7

How can I find all PHP variables with preg_match. I made the following regular expression:

$string = 'Hallo $var. blabla $var, $iam a var $varvarvar gfg djf jdfgjh fd $variable';
$instring = array();
preg_match_all('/\$(.*?)/', $string, $instring);
print_r($instring);

I just don't understand how regular expressions work.

Alan Moore
  • 73,866
  • 12
  • 100
  • 156
botenvouwer
  • 4,334
  • 9
  • 46
  • 75
  • 2
    This will work in terms of `regex` but not in terms of `PHP`. Sample: `$%#` will be captuted - but it's not valid php variable.
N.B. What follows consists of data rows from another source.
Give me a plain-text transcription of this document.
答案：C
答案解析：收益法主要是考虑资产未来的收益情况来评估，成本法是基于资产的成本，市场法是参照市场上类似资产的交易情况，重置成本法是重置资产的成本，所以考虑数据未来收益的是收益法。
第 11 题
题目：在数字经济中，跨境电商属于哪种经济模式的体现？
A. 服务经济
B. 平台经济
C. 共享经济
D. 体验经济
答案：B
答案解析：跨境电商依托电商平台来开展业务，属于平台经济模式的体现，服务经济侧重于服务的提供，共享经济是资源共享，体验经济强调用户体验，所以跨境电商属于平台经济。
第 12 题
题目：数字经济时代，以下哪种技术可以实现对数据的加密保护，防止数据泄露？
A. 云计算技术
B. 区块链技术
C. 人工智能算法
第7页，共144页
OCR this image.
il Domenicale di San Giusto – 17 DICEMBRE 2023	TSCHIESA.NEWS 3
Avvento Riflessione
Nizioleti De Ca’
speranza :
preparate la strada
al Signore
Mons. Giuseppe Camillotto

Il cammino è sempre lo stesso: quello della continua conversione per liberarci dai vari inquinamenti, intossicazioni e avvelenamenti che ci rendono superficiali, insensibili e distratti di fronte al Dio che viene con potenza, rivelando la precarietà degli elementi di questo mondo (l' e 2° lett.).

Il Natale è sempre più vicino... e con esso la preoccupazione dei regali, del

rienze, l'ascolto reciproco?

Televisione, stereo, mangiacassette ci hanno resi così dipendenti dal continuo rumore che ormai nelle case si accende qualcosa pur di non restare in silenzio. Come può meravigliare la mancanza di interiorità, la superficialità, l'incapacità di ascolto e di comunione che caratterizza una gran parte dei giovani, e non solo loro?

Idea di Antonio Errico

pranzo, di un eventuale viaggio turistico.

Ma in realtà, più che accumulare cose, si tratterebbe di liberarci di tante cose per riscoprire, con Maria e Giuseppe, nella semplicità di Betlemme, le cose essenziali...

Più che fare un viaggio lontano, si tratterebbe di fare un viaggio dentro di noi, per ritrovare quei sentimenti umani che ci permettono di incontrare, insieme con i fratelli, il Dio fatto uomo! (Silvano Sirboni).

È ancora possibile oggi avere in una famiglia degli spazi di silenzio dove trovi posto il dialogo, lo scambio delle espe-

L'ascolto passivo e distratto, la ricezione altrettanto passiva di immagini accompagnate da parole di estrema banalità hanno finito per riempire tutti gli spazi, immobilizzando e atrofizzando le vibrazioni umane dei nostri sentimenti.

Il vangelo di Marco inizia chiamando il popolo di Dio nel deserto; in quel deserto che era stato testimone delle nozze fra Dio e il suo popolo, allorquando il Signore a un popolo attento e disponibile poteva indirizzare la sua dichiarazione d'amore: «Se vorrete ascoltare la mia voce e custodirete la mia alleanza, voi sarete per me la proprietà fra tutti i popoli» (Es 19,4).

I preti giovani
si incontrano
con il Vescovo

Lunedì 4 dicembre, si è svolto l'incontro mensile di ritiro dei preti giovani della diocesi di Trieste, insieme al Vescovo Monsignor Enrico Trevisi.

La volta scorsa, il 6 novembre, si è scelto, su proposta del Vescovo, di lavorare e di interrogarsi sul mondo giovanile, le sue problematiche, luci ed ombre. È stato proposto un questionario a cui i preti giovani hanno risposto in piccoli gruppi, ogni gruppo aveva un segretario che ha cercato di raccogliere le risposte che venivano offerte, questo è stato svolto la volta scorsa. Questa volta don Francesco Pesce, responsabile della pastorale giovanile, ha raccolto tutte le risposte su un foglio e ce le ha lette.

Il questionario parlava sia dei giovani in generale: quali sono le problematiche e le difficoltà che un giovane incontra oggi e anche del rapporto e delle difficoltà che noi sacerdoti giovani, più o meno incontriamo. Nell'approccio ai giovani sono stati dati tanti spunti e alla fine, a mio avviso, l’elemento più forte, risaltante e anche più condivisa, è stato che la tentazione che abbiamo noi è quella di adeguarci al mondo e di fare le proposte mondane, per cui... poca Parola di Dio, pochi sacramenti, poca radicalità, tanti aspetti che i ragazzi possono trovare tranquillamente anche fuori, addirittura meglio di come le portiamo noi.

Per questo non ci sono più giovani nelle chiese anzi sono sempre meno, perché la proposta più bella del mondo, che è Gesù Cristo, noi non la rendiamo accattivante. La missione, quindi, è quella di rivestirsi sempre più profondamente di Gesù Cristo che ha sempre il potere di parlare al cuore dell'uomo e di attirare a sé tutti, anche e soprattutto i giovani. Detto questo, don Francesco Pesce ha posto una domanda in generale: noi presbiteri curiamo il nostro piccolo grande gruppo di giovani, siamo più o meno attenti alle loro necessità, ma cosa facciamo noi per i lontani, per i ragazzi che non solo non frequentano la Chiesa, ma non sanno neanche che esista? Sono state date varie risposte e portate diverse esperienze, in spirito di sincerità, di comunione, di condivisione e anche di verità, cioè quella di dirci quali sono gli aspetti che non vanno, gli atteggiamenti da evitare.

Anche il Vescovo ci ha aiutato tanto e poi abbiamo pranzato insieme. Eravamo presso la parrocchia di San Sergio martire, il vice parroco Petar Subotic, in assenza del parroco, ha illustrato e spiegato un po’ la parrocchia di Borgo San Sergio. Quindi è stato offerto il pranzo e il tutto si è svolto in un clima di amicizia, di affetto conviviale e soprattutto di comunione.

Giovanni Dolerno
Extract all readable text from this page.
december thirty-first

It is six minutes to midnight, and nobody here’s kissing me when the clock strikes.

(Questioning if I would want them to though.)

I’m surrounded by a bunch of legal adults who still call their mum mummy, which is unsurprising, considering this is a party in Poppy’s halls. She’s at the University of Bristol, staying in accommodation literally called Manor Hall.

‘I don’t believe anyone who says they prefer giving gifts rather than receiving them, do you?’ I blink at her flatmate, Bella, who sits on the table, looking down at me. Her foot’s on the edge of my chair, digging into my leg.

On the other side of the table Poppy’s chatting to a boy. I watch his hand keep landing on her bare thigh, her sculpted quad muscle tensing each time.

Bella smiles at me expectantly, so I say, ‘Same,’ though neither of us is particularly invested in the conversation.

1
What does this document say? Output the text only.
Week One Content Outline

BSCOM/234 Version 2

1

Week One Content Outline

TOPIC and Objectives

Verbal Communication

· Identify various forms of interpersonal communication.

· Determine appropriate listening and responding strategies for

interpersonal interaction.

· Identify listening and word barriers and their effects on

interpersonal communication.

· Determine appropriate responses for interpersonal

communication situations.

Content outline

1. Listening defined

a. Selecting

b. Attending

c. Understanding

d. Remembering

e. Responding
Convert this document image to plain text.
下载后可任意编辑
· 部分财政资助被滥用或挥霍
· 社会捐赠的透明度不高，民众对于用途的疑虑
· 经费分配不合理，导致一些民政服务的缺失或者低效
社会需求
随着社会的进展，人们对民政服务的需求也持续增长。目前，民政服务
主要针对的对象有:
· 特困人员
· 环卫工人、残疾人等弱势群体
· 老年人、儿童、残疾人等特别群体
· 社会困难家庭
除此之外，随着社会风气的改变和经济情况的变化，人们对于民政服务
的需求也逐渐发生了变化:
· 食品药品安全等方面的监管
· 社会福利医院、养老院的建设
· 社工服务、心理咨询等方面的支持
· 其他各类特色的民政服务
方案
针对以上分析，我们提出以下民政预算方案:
You may restrict to alphanumeric `$([\w\d]+)` - but then `${'foo'}` will fail check. Conclusion - it's a _bad idea_ to try implement syntax parse with regex – Alma Do Oct 24 '13 at 10:10
  • @Alma Do Mundo: "Thanks" to non-greedy matching here, the zero-characters match for the star repetition already does it. The bad idea note is actually quite worth it, I could have put that angle into my answer as well and probably provide a link to [PHP Parser](https://github.com/nikic/PHP-Parser). – hakre Oct 24 '13 at 10:26
  • 1
    [`token_get_all()`](http://php.net/manual/en/function.token-get-all.php) can also do it. Just filter results by `T_VARIABLE` – nice ass Oct 24 '13 at 10:28

4 Answers4

22
\$(.*?)

Is not the right regular expression to match a PHP variable name. Such a regular expression for a Variable Name is actually part of the PHP manual and given as (without the leading dollar-sign):

[a-zA-Z_\x7f-\xff][a-zA-Z0-9_\x7f-\xff]*

So in your case I'd try with:

\$([a-zA-Z_\x7f-\xff][a-zA-Z0-9_\x7f-\xff]*)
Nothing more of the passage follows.